Je crois que tout cela participe d’une même énergie. Quand dans ta vie tu as toujours tendance à te défausser un peu, tu fais la même chose dans tes chansons et ça créé un malentendu. D’avoir toujours refusé de parler de moi, je crois que ça laisse la place à l’interprétation des différentes choses que tu proposes. Et ayant des origines aussi diverses, il y a des gens qui se disaient « Tiens, il est né à Dakar » et s’imaginaient que j’étais arrivé de Dakar, il y a 2 semaines… D’autres, par rapport à la « Faveur de l’Automne » pensaient que j’étais canadien ou que je vivais au Canada. Et des fois en promo, ça amène à des questions du type « Mais pourquoi tu ne fais pas plus de musique sénégalaise ? »… « Mais je n’y ai jamais vécu ! » … Et après coup, je me suis rendu compte que c’était des choses dont je n’avais jamais parlé.

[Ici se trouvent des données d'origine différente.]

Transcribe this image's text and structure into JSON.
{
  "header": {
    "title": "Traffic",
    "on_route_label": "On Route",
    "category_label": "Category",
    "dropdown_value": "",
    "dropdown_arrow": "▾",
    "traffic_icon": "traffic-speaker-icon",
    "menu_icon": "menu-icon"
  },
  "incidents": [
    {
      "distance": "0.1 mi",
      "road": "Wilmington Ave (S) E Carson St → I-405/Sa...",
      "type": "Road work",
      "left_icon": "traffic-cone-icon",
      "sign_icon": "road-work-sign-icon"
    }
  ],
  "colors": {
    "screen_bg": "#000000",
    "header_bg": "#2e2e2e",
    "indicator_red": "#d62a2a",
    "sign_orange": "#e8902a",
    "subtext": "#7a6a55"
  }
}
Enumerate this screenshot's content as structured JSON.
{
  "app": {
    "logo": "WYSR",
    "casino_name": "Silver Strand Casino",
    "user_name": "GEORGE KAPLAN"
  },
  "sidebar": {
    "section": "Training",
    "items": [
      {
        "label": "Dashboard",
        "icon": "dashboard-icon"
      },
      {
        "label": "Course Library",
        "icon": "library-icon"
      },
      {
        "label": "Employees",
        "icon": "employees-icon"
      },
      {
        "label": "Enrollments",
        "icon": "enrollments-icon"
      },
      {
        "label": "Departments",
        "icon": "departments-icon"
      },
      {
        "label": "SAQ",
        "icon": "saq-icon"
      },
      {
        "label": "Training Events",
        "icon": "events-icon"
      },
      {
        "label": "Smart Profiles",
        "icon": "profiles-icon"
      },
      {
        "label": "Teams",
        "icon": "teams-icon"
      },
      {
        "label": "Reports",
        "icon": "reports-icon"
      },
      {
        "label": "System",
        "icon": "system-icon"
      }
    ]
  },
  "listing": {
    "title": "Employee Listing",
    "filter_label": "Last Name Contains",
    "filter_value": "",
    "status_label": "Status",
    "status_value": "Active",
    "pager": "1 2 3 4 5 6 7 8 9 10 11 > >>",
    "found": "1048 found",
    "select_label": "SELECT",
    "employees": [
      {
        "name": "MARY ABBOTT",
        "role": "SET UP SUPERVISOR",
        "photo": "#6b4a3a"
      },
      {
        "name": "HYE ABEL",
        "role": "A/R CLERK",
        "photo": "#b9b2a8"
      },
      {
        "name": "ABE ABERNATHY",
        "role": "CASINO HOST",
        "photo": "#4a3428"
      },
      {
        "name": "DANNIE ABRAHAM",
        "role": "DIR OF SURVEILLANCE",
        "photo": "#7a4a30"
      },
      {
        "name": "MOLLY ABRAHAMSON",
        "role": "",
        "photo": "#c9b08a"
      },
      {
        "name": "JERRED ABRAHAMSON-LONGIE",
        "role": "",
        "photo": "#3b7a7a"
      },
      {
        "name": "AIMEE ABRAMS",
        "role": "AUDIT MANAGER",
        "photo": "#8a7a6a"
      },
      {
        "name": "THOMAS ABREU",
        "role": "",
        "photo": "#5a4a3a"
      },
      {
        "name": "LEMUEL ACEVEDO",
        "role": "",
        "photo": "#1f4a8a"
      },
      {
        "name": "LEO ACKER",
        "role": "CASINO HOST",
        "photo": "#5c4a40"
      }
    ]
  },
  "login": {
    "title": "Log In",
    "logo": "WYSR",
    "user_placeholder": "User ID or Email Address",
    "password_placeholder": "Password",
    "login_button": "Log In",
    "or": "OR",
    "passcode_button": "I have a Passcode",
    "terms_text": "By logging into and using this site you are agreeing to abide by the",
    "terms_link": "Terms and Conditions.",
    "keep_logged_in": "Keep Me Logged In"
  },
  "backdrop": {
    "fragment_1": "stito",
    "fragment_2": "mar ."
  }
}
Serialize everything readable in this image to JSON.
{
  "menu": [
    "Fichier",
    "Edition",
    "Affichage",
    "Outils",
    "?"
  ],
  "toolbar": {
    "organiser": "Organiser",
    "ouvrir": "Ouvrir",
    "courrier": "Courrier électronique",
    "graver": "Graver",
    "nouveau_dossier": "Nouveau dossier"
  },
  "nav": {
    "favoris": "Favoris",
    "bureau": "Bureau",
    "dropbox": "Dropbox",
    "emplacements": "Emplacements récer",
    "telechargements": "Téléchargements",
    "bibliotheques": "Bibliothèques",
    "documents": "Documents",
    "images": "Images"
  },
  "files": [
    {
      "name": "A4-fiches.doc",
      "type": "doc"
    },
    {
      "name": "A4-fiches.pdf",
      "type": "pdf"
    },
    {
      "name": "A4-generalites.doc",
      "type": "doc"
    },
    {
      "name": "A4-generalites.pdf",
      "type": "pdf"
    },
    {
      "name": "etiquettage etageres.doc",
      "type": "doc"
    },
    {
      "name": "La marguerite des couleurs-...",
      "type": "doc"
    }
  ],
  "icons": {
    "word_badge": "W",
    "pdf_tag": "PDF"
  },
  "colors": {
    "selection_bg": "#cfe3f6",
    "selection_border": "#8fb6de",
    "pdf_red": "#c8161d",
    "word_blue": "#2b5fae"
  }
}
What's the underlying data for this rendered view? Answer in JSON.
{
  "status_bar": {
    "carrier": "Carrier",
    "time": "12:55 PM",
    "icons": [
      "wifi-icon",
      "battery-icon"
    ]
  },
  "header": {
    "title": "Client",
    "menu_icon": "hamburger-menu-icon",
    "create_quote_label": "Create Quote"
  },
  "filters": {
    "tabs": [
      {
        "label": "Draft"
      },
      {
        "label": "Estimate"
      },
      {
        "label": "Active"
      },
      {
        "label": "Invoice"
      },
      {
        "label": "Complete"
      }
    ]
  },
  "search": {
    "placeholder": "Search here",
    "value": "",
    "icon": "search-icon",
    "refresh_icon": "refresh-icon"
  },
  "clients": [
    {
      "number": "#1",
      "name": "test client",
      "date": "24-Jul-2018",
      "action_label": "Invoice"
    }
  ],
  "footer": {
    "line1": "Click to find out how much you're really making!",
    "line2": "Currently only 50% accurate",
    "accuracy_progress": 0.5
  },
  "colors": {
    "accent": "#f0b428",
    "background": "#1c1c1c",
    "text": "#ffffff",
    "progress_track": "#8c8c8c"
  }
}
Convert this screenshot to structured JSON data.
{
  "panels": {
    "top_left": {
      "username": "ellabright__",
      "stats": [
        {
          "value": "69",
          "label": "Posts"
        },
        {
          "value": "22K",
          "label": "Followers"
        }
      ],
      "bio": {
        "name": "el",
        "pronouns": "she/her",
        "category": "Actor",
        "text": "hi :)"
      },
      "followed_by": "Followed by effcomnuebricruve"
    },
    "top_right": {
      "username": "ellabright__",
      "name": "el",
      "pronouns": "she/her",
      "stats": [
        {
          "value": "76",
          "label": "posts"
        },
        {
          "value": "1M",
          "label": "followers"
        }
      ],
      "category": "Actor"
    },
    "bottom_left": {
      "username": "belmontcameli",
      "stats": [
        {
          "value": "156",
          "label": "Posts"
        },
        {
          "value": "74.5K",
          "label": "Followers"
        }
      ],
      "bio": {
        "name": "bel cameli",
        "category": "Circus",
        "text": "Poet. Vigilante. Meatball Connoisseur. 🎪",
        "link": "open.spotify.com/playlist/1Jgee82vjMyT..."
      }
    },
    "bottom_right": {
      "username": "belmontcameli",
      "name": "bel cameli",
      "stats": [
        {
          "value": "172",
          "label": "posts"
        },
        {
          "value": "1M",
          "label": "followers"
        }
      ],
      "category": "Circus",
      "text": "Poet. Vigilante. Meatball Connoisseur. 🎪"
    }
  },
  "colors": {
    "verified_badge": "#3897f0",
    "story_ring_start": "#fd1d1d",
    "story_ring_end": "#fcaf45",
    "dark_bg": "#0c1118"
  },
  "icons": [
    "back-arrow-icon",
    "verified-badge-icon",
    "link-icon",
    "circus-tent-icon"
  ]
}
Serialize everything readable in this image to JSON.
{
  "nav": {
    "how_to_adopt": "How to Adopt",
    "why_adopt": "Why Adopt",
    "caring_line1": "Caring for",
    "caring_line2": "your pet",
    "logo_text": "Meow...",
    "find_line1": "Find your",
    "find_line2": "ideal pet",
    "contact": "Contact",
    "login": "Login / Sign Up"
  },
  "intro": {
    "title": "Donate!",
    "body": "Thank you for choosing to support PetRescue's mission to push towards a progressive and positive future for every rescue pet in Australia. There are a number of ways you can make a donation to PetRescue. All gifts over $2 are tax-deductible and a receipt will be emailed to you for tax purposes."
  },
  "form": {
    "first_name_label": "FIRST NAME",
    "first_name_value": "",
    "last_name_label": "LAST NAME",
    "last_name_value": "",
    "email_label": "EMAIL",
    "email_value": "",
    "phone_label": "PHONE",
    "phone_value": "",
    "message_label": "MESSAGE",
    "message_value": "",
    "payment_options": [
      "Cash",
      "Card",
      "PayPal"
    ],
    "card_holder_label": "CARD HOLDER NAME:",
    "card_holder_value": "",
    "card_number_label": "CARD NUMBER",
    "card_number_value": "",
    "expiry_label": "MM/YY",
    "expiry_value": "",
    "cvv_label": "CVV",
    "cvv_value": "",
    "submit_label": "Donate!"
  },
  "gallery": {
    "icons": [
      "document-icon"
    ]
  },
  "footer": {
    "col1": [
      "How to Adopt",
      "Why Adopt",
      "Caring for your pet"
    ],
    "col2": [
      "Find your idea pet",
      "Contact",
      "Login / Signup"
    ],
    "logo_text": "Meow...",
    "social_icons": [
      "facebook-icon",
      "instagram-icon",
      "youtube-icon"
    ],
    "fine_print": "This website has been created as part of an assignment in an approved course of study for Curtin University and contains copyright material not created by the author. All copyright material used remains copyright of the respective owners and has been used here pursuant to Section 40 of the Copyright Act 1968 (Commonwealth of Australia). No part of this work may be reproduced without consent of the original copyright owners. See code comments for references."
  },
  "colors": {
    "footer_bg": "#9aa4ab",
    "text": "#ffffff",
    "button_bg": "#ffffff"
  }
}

Ça me fait toujours penser à cette situation lors d’un rendez-vous important – qu’il soit professionnel ou amoureux – lorsque tu dois te préparer. Tu ouvres les tiroirs de ta commode, de ton armoire et les premières fringues qui se présentent ne sont jamais les bonnes. Tu as toujours le sentiment de devoir aller chercher au fond du truc, tu essaies, ça va pas… De la même façon, c’est très difficile de parler de toi quand on te le demande. On a toujours tendance à aller chercher le truc le plus enfoui afin de mieux se cacher, et j’ai l’impression d’avoir fait cela pendant quatre albums. Pourquoi ne pas prendre les premières fringues plutôt que de se « déguiser » en quelqu’un d’autre ?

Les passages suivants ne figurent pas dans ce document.